At first, I didn't really understand how SDF worked, so I tried using the dumb approach of drawing a character on a bitmap, and then manually trying to calculate the SDF values. This actually takes a bit of time to code up, it's really slow to run, and the results are sort of poor. I didn't really understand that the shader really only cares about SDF values for the one or two pixels near the edge of a glyph, and the SDF values need to have subpixel accuracy. True, you might see some demos of people adjusting SDF cut-off values to make variations of a font with different font weights. But for normal situations, you only care about SDF values within a pixel or two of the edges of a glyph because when those values are linearly interpolated, you get a good approximation of the angle of the edge in that area. And you really do need subpixel accuracy or your linear interpolation will simply give you back your chunky pixels. To get that sub-pixel accuracy using a raster approach, you would have to draw your glyphs at a really big size and then scale the bitmaps down, but that's even slower and you lose a lot of accuracy.
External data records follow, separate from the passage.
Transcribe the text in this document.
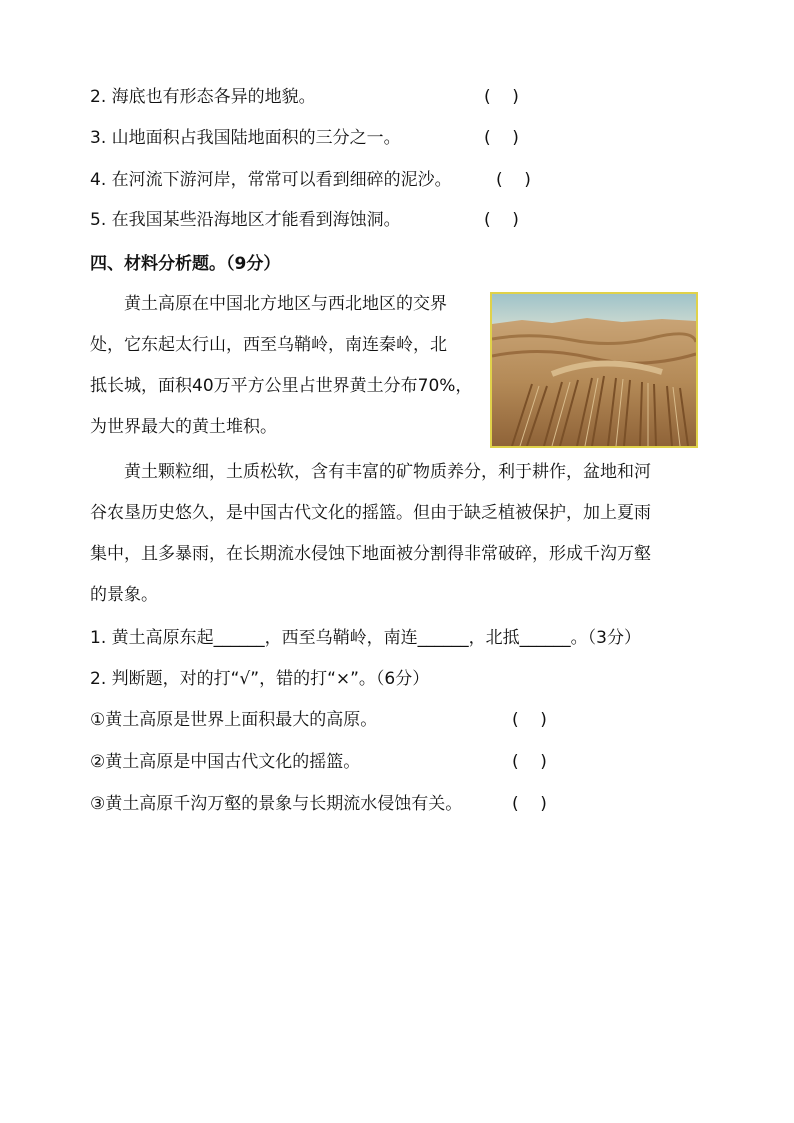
2. 海底也有形态各异的地貌。	(    )
3. 山地面积占我国陆地面积的三分之一。	(    )
4. 在河流下游河岸，常常可以看到细碎的泥沙。	(    )
5. 在我国某些沿海地区才能看到海蚀洞。	(    )
四、材料分析题。（9分）
黄土高原在中国北方地区与西北地区的交界
处，它东起太行山，西至乌鞘岭，南连秦岭，北
抵长城，面积40万平方公里占世界黄土分布70%，
为世界最大的黄土堆积。
黄土颗粒细，土质松软，含有丰富的矿物质养分，利于耕作，盆地和河
谷农垦历史悠久，是中国古代文化的摇篮。但由于缺乏植被保护，加上夏雨
集中，且多暴雨，在长期流水侵蚀下地面被分割得非常破碎，形成千沟万壑
的景象。
1. 黄土高原东起______，西至乌鞘岭，南连______，北抵______。（3分）
2. 判断题，对的打“√”，错的打“×”。（6分）
①黄土高原是世界上面积最大的高原。	(    )
②黄土高原是中国古代文化的摇篮。	(    )
③黄土高原千沟万壑的景象与长期流水侵蚀有关。	(    )
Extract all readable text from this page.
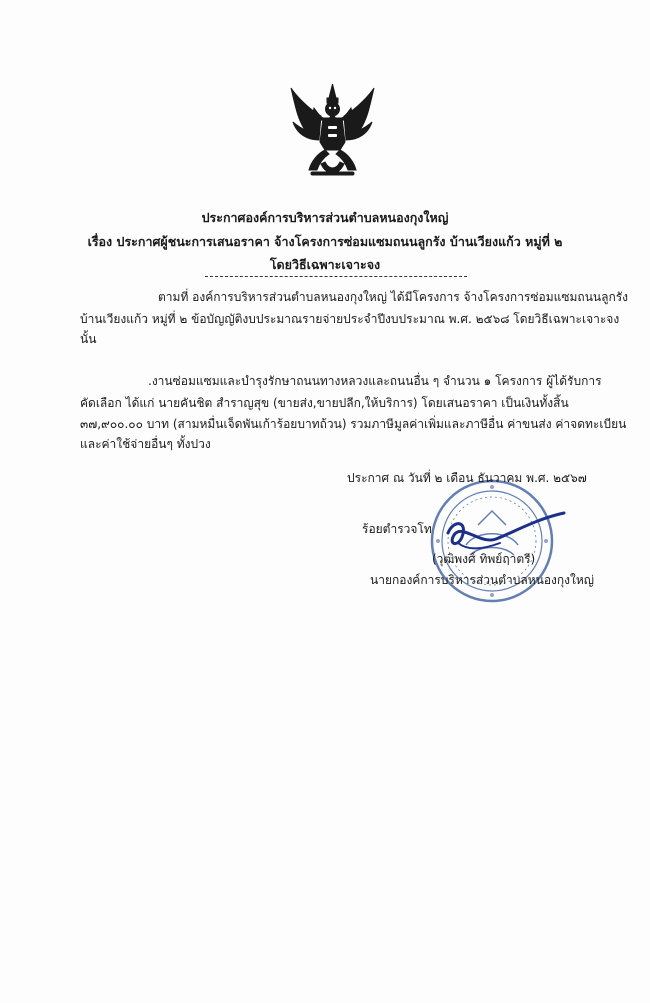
ประกาศองค์การบริหารส่วนตำบลหนองกุงใหญ่
เรื่อง ประกาศผู้ชนะการเสนอราคา จ้างโครงการซ่อมแซมถนนลูกรัง บ้านเวียงแก้ว หมู่ที่ ๒
โดยวิธีเฉพาะเจาะจง
ตามที่ องค์การบริหารส่วนตำบลหนองกุงใหญ่ ได้มีโครงการ จ้างโครงการซ่อมแซมถนนลูกรัง
บ้านเวียงแก้ว หมู่ที่ ๒ ข้อบัญญัติงบประมาณรายจ่ายประจำปีงบประมาณ พ.ศ. ๒๕๖๘ โดยวิธีเฉพาะเจาะจง
นั้น
.งานซ่อมแซมและบำรุงรักษาถนนทางหลวงและถนนอื่น ๆ จำนวน ๑ โครงการ ผู้ได้รับการ
คัดเลือก ได้แก่ นายคันชิต สำราญสุข (ขายส่ง,ขายปลีก,ให้บริการ) โดยเสนอราคา เป็นเงินทั้งสิ้น
๓๗,๙๐๐.๐๐ บาท (สามหมื่นเจ็ดพันเก้าร้อยบาทถ้วน) รวมภาษีมูลค่าเพิ่มและภาษีอื่น ค่าขนส่ง ค่าจดทะเบียน
และค่าใช้จ่ายอื่นๆ ทั้งปวง
ประกาศ ณ วันที่ ๒ เดือน ธันวาคม พ.ศ. ๒๕๖๗
ร้อยตำรวจโท
(วุฒิพงศ์ ทิพย์ฤาตรี)
นายกองค์การบริหารส่วนตำบลหนองกุงใหญ่
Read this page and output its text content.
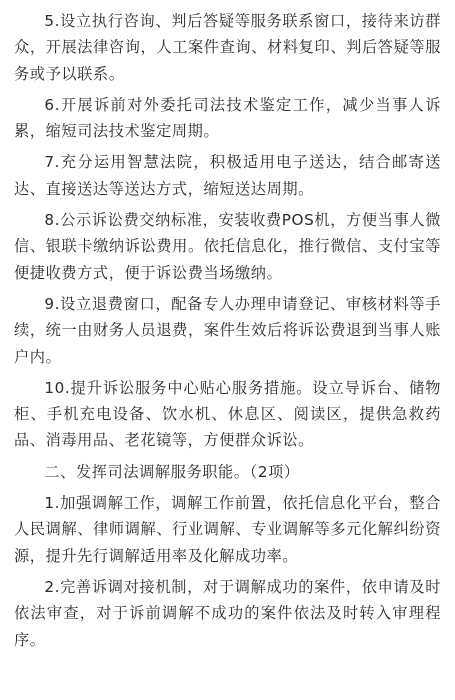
5.设立执行咨询、判后答疑等服务联系窗口，接待来访群众，开展法律咨询，人工案件查询、材料复印、判后答疑等服务或予以联系。

6.开展诉前对外委托司法技术鉴定工作，减少当事人诉累，缩短司法技术鉴定周期。

7.充分运用智慧法院，积极适用电子送达，结合邮寄送达、直接送达等送达方式，缩短送达周期。

8.公示诉讼费交纳标准，安装收费POS机，方便当事人微信、银联卡缴纳诉讼费用。依托信息化，推行微信、支付宝等便捷收费方式，便于诉讼费当场缴纳。

9.设立退费窗口，配备专人办理申请登记、审核材料等手续，统一由财务人员退费，案件生效后将诉讼费退到当事人账户内。

10.提升诉讼服务中心贴心服务措施。设立导诉台、储物柜、手机充电设备、饮水机、休息区、阅读区，提供急救药品、消毒用品、老花镜等，方便群众诉讼。

二、发挥司法调解服务职能。（2项）

1.加强调解工作，调解工作前置，依托信息化平台，整合人民调解、律师调解、行业调解、专业调解等多元化解纠纷资源，提升先行调解适用率及化解成功率。

2.完善诉调对接机制，对于调解成功的案件，依申请及时依法审查，对于诉前调解不成功的案件依法及时转入审理程序。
Instead, it turned out to be both faster and more accurate to generate the SDF directly from the vector representation. I already had a vector graphics engine, which made it easier, but you actually don't need much vector logic. Basically, you only need a few things. You need a way to extract the bezier curves of each glyph. I was working in JavaScript, so typr.js and opentype.js were available libraries for that. Then you need a Bezier subdivider to convert all the bezier curves to lines. Then you take that bag of lines and throw them into a Point-in-Polygon routine (that calculates whether you cross an even or odd number of lines to see if you're inside a polygon or not) to get the sign and a Distance-to-Line routine to get the distance, and you're done. Since you're working with floating-point values, you get very high precision with sub-pixel accuracy. And since you don't have to scan through lots of pixels to calculate distances, it turns out it's really fast. That actually makes sense because even old computers could render vector fonts at a reasonable speed, so it should be possible to calculate a low-resolution SDF quite quickly too.


So, yeah. Calculate your SDF textures at runtime straight from the vector representation because it's not much code and it's faster.